Workbook on Digital Private Papers > Arranging and cataloguing digital and hybrid archives > Arranging and cataloguing emails
Arranging and cataloguing emails
Suggested elements for use at c04 (item) level
None but the most significant individual emails are likely to be catalogued at item level. However, it may be possible to produce brief catalogue descriptions using metadata that is simple to extract automatically using an extraction tool; most of the email header information should be easy to extract and is likely to be held in the DIPs for individual emails. If repositories intend to provide EAD item-level descriptions for email, the following elements are recommended:
Elements in the <did>
<unitid> Shelfmark
<unittitle> Subject line of the email. If the sender fails to supply a subject line, the archivist (depending on the bulk of material concerned) may supply an appropriate title in square brackets (this convention should be made clear to users); in reality the field may simply be left blank, reflecting the original. Another habit of many email correspondents is - rather than searching for and then retyping the email address - to find the first available message from the desired correspondent and click on reply without adjusting the title. Again this leads to misleading subject headings. In reality, archivists are unlikely to have the time to record information like this and it will be left to the researcher to discover.
Two <unitdate> elements will be required:
- <unitdate> Date and time sent; the date format should be granular - to the minute level - to reflect the pace of email exchange.
- <unitdate> Date and time received: [ditto]
<origination> The sender of the email, with their email address.
<physdesc><extent> This is likely to be the size in bytes, as extracted automatically. If cataloguing manually, the archivist should also include the ‘intellectual’ extent, e.g. 3 pieces: email message and two attachments.
<materialspec> Use to indicate the file format of any attachments. It is probably unnecessary to include any information about the email message itself here.
<dao> If desired, a link can be made to the METS document which represents the individual email in the digital repository.
Other elements
<scopecontent>
Much of the information that may be automatically extracted will not map easily to a specific EAD element.
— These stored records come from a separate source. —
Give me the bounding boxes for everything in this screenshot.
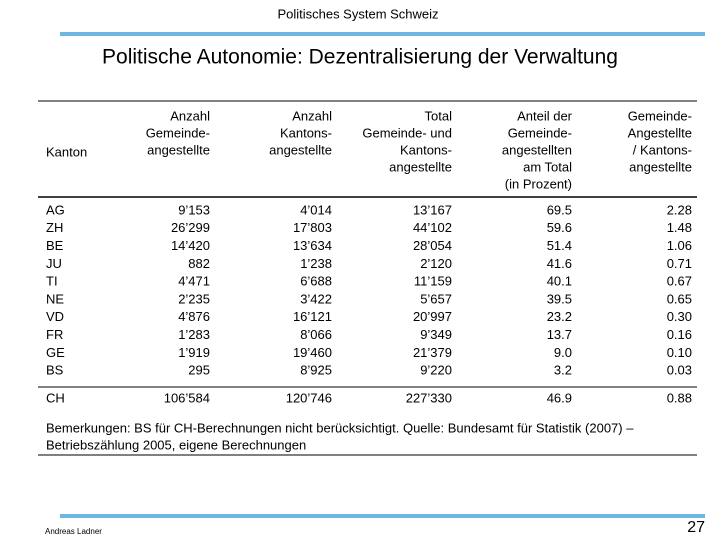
- table-cell: 0.16: [667, 327, 692, 342]
- table-cell: 4’471: [178, 274, 210, 289]
- table-cell: 295: [188, 363, 210, 378]
- total-cell: 227’330: [406, 390, 452, 405]
- column-header: am Total: [523, 159, 572, 174]
- table-cell: JU: [46, 256, 62, 271]
- table-cell: 1.06: [667, 238, 692, 253]
- table-cell: 13’634: [293, 238, 332, 253]
- table-cell: 14’420: [171, 238, 210, 253]
- table-cell: VD: [46, 309, 64, 324]
- table-cell: 3’422: [300, 291, 332, 306]
- table-cell: 1’238: [300, 256, 332, 271]
- table-cell: 3.2: [554, 363, 572, 378]
- table-cell: 51.4: [547, 238, 572, 253]
- table-cell: 0.67: [667, 274, 692, 289]
- table-cell: 1’283: [178, 327, 210, 342]
- column-header: (in Prozent): [505, 176, 572, 191]
- table-cell: 0.03: [667, 363, 692, 378]
- column-header: Total: [425, 108, 453, 123]
- table-cell: 44’102: [413, 220, 452, 235]
- column-header: Kanton: [46, 144, 87, 159]
- table-cell: 9’153: [178, 202, 210, 217]
- table-cell: AG: [46, 202, 65, 217]
- table-cell: FR: [46, 327, 63, 342]
- table-cell: NE: [46, 291, 64, 306]
- column-header: angestellten: [502, 142, 572, 157]
- total-cell: 0.88: [667, 390, 692, 405]
- table-cell: GE: [46, 345, 65, 360]
- table-cell: 4’876: [178, 309, 210, 324]
- column-header: angestellte: [269, 142, 332, 157]
- table-cell: 19’460: [293, 345, 332, 360]
- table-cell: 13’167: [413, 202, 452, 217]
- table-cell: 5’657: [420, 291, 452, 306]
- table-cell: 17’803: [293, 220, 332, 235]
- page-number: 27: [687, 519, 705, 536]
- table-cell: 1.48: [667, 220, 692, 235]
- column-header: Gemeinde-: [508, 125, 572, 140]
- table-cell: 11’159: [414, 274, 452, 289]
- remark-line: Bemerkungen: BS für CH-Berechnungen nich…: [46, 420, 634, 435]
- slide-title: Politische Autonomie: Dezentralisierung …: [102, 46, 618, 69]
- column-header: angestellte: [147, 142, 210, 157]
- table-cell: 0.10: [667, 345, 692, 360]
- table-cell: 28’054: [413, 238, 452, 253]
- table-cell: 2’235: [178, 291, 210, 306]
- total-cell: 46.9: [547, 390, 572, 405]
- table-cell: 6’688: [300, 274, 332, 289]
- table-cell: 26’299: [171, 220, 210, 235]
- column-header: Anzahl: [292, 108, 332, 123]
- table-cell: BE: [46, 238, 64, 253]
- table-cell: 16’121: [293, 309, 332, 324]
- column-header: Anzahl: [170, 108, 210, 123]
- table-cell: TI: [46, 274, 58, 289]
- table-cell: 0.65: [667, 291, 692, 306]
- remark-line: Betriebszählung 2005, eigene Berechnunge…: [46, 437, 306, 452]
- table-cell: 21’379: [413, 345, 452, 360]
- table-cell: 69.5: [547, 202, 572, 217]
- slide-header: Politisches System Schweiz: [277, 6, 438, 21]
- column-header: Anteil der: [517, 108, 573, 123]
- footer-rule: [60, 514, 705, 518]
- table-cell: 13.7: [547, 327, 572, 342]
- table-cell: 9’349: [420, 327, 452, 342]
- column-header: Kantons-: [280, 125, 332, 140]
- column-header: Gemeinde-: [146, 125, 210, 140]
- column-header: Kantons-: [400, 142, 452, 157]
- total-cell: CH: [46, 390, 65, 405]
- column-header: Angestellte: [628, 125, 692, 140]
- table-cell: 4’014: [300, 202, 332, 217]
- table-cell: 2.28: [667, 202, 692, 217]
- table-cell: 41.6: [547, 256, 572, 271]
- table-cell: 8’925: [300, 363, 332, 378]
- table-cell: 2’120: [420, 256, 452, 271]
- total-cell: 120’746: [286, 390, 332, 405]
- table-cell: 20’997: [413, 309, 452, 324]
- column-header: / Kantons-: [633, 142, 692, 157]
- column-header: angestellte: [629, 159, 692, 174]
- table-cell: 8’066: [300, 327, 332, 342]
- table-cell: 23.2: [547, 309, 572, 324]
- column-header: Gemeinde-: [628, 108, 692, 123]
- table-cell: 59.6: [547, 220, 572, 235]
- footer-author: Andreas Ladner: [45, 527, 102, 536]
- table-cell: 0.71: [667, 256, 692, 271]
- table-cell: 9.0: [554, 345, 572, 360]
- table-cell: 1’919: [178, 345, 210, 360]
- table-cell: 39.5: [547, 291, 572, 306]
- table-cell: 0.30: [667, 309, 692, 324]
- table-cell: 40.1: [547, 274, 572, 289]
- column-header: angestellte: [389, 159, 452, 174]
- table-cell: 9’220: [420, 363, 452, 378]
- table-cell: 882: [188, 256, 210, 271]
- column-header: Gemeinde- und: [362, 125, 452, 140]
- table-cell: ZH: [46, 220, 63, 235]
- header-rule: [60, 32, 705, 36]
- table-cell: BS: [46, 363, 64, 378]
- total-cell: 106’584: [164, 390, 210, 405]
Therefore the <scopecontent> tag may need to be used to record such metadata as:
- Recipient, with email address.
- Other primary addresses listed in the ‘To’ field of the email, with email addresses.
- If a listserv posting, name and address of listserv.
- Names and email addresses of those copied into the message (recorded in the cc and bcc field of the email).
- Message priority: record only when a message is flagged in some way (e.g. urgent).
- Whether an automatic signature was attached.
- Any encryption information.
- List of attachments.
- Link to email and attachment by means of either <dao> if to single message, or <daogrp> and <daoloc> for an email with attachments. If possible use <daodesc> in each case to indicate name and format of attachment.
Paradigm recommends repeated text (in the form of message strings) should be retained as part of the record; this text can contain important contextual links and relationships. However, the catalogue entry for the email should only reflect the latest transaction.